Homélie du 30 septembre 2018 - 26e Dimanche du T.O.

Quel scandale?

par

fr. Henry Donneaud

Dans l’évangile de ce jour, Jésus nous alerte sur une réalité dont l’actualité résonne à nos oreilles avec une intensité douloureuse, le scandale : « Si quelqu’un doit scandaliser l’un de ces petits qui croient, il serait mieux pour lui de se voir passer autour du cou une de ces meules que tournent les ânes et d’être jetés à la mer » (Mc 9, 42).
Il est frappant que cette mise en garde de Jésus s’adresse directement aux apôtres. Comme nous l’avons entendu dimanche dernier, ils venaient de se disputer pour savoir lequel d’entre eux était le plus grand (Mc 9, 34). Et aujourd’hui, l’un d’eux, Jean, commence par s’offusquer qu’une personne qui n’est pas de leur groupe puisse parler et agir au nom de Jésus ; Jésus, aussitôt, les réprimande : « Ne l’empêchez pas, car qui n’est pas contre nous est pour nous » (Mc 9, 39). Jaloux les uns des autres, jaloux de leurs prérogatives face à ceux qui ne sont pas de leur caste, voilà les apôtres : humains, trop humains. Cela ne date donc pas d’aujourd’hui, et on comprend que Jésus les avertisse plus sévèrement encore : malheur à ceux d’entre vous ou de vos successeurs qui viendraient à scandaliser l’un de ces petits qui croient. La mise en garde de Jésus n’a pas empêché que certains des apôtres ou de leurs successeurs deviennent effectivement occasion de scandale, à commencer par Judas, pourtant choisi par Jésus lui-même.
Mais avant de nous scandaliser, à juste titre, de cette permanence du scandale dans l’Église, commençons par mieux comprendre ce dont il s’agit exactement, avec deux remarques.

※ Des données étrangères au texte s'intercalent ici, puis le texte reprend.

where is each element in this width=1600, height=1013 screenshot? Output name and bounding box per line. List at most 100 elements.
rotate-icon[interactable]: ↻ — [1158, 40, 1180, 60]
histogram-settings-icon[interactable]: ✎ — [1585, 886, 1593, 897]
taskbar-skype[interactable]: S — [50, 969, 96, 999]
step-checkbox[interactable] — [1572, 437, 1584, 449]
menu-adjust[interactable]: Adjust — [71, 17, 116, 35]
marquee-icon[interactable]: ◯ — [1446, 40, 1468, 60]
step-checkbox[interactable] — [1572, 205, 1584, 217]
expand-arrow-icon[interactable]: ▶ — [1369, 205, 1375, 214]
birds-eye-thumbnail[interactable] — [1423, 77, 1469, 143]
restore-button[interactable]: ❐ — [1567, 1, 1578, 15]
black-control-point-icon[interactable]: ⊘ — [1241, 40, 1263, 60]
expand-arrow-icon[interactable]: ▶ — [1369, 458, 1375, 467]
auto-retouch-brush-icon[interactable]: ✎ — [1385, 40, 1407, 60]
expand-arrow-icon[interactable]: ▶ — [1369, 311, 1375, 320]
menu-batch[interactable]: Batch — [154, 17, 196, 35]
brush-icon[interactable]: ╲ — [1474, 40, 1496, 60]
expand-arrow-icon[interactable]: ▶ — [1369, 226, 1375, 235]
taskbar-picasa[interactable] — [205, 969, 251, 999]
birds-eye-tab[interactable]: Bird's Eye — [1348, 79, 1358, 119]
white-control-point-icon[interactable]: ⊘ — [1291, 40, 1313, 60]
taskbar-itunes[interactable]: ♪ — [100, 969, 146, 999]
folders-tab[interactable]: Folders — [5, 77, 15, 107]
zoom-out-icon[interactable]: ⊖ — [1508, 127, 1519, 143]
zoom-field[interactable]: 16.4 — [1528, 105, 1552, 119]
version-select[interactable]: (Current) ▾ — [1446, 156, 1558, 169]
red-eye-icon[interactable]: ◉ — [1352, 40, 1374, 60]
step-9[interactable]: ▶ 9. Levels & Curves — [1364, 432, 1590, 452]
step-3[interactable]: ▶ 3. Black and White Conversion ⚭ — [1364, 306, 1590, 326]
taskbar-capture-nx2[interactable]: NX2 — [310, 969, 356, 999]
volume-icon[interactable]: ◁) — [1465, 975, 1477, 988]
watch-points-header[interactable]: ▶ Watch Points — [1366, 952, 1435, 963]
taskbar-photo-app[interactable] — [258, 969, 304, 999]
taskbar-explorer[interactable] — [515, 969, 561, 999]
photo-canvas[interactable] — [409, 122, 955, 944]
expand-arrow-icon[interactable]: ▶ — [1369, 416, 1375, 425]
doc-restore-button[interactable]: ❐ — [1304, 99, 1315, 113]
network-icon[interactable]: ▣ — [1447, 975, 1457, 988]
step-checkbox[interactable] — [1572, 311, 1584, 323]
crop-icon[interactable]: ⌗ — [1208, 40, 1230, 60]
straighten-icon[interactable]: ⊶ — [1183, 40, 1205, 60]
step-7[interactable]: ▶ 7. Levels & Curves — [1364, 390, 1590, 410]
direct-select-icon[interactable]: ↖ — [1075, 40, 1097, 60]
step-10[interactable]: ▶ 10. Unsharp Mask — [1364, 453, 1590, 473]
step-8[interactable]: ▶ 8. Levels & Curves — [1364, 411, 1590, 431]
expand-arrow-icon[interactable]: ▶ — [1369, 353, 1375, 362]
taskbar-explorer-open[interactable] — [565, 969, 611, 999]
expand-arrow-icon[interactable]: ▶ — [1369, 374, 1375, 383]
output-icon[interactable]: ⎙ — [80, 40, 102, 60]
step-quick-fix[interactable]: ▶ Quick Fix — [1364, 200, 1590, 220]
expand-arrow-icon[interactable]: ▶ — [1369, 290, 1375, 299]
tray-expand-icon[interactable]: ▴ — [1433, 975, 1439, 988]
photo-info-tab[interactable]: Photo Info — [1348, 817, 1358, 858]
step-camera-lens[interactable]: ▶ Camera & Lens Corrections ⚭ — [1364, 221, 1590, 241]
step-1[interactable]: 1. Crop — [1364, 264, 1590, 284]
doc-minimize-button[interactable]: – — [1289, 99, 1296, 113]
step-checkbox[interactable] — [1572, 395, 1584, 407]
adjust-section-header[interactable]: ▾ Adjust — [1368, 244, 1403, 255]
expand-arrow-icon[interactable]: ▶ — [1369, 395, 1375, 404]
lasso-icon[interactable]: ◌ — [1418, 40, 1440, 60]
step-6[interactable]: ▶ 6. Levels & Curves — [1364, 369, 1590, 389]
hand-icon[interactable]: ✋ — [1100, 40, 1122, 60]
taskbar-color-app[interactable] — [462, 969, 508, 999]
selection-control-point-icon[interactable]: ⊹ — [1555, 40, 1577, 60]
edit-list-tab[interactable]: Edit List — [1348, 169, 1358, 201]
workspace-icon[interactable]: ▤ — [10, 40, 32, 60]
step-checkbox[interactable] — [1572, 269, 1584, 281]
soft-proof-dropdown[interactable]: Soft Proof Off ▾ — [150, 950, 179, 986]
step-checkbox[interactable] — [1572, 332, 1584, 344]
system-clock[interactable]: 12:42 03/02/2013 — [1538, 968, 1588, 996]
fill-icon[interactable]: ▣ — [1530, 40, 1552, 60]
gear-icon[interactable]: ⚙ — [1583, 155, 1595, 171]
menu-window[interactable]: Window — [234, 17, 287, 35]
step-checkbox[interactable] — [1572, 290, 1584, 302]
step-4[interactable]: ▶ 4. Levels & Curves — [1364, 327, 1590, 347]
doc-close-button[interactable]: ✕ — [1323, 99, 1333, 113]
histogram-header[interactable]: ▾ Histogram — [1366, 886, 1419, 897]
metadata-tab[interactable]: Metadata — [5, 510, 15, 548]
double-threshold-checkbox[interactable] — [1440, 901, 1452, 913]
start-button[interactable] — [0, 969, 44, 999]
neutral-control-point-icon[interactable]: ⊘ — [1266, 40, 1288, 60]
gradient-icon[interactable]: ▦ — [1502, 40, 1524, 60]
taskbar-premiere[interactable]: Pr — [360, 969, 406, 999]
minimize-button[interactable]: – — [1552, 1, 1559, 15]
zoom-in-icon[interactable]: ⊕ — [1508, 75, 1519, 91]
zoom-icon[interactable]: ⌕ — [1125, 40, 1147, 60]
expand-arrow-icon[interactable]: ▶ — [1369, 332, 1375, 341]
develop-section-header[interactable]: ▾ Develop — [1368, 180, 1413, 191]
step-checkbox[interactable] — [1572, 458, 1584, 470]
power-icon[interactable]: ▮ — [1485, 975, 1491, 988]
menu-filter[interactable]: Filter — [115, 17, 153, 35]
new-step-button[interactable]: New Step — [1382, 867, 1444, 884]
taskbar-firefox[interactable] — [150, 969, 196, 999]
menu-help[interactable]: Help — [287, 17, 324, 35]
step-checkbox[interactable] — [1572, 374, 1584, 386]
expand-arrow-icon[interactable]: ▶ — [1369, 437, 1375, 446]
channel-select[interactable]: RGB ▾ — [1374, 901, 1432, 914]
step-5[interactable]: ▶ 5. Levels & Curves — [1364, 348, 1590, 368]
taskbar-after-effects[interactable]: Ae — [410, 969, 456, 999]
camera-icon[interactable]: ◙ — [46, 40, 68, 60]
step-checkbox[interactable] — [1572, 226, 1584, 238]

Première remarque : attention à ce que Jésus désigne exactement par « scandale » ! Ce mot a pris une signification qui n’était pas la sienne dans l’Évangile. Aujourd’hui, par scandale, on désigne l’indignation provoquée, dans l’opinion publique, par la révélation d’un délit ou d’une transgression. Scandale renvoie donc d’abord à un sentiment éprouvé : mécontentement, révulsion. « Je suis scandalisé » veut dire « je suis choqué, je suis indigné ». Ce primat du subjectif, dans le scandale, explique pourquoi surviennent souvent des scandales inversés : un médecin scandalise des gens en affirmant que l’avortement est un homicide et qu’il refuse en conscience de le pratiquer ; des parlementaires scandalisent d’autres personnes en voulant remettre en cause cette clause de conscience des médecins devant l’avortement.
Par contre, dans la bouche de Jésus, le mot ne désigne pas l’indignation, mais l’attitude de celui qui conduit les autres à faire le mal. Le scandale, au sens étymologique, c’est le piège qui fait tomber ; au sens moral, c’est l’attitude de quelqu’un qui entraîne autrui vers le mal. Dans l’Évangile, il y a scandale non pas quand des gens sont indignés par un comportement, mais lorsqu’une attitude ou une parole pousse autrui à se détourner du bien et à tomber ainsi dans la mort spirituelle. La faute, dans le scandale, tient au fait que mon attitude entraîne mon prochain dans la faute. L’objectivité du scandale, ici, réside dans sa conséquence : devenir occasion de chute pour son frère.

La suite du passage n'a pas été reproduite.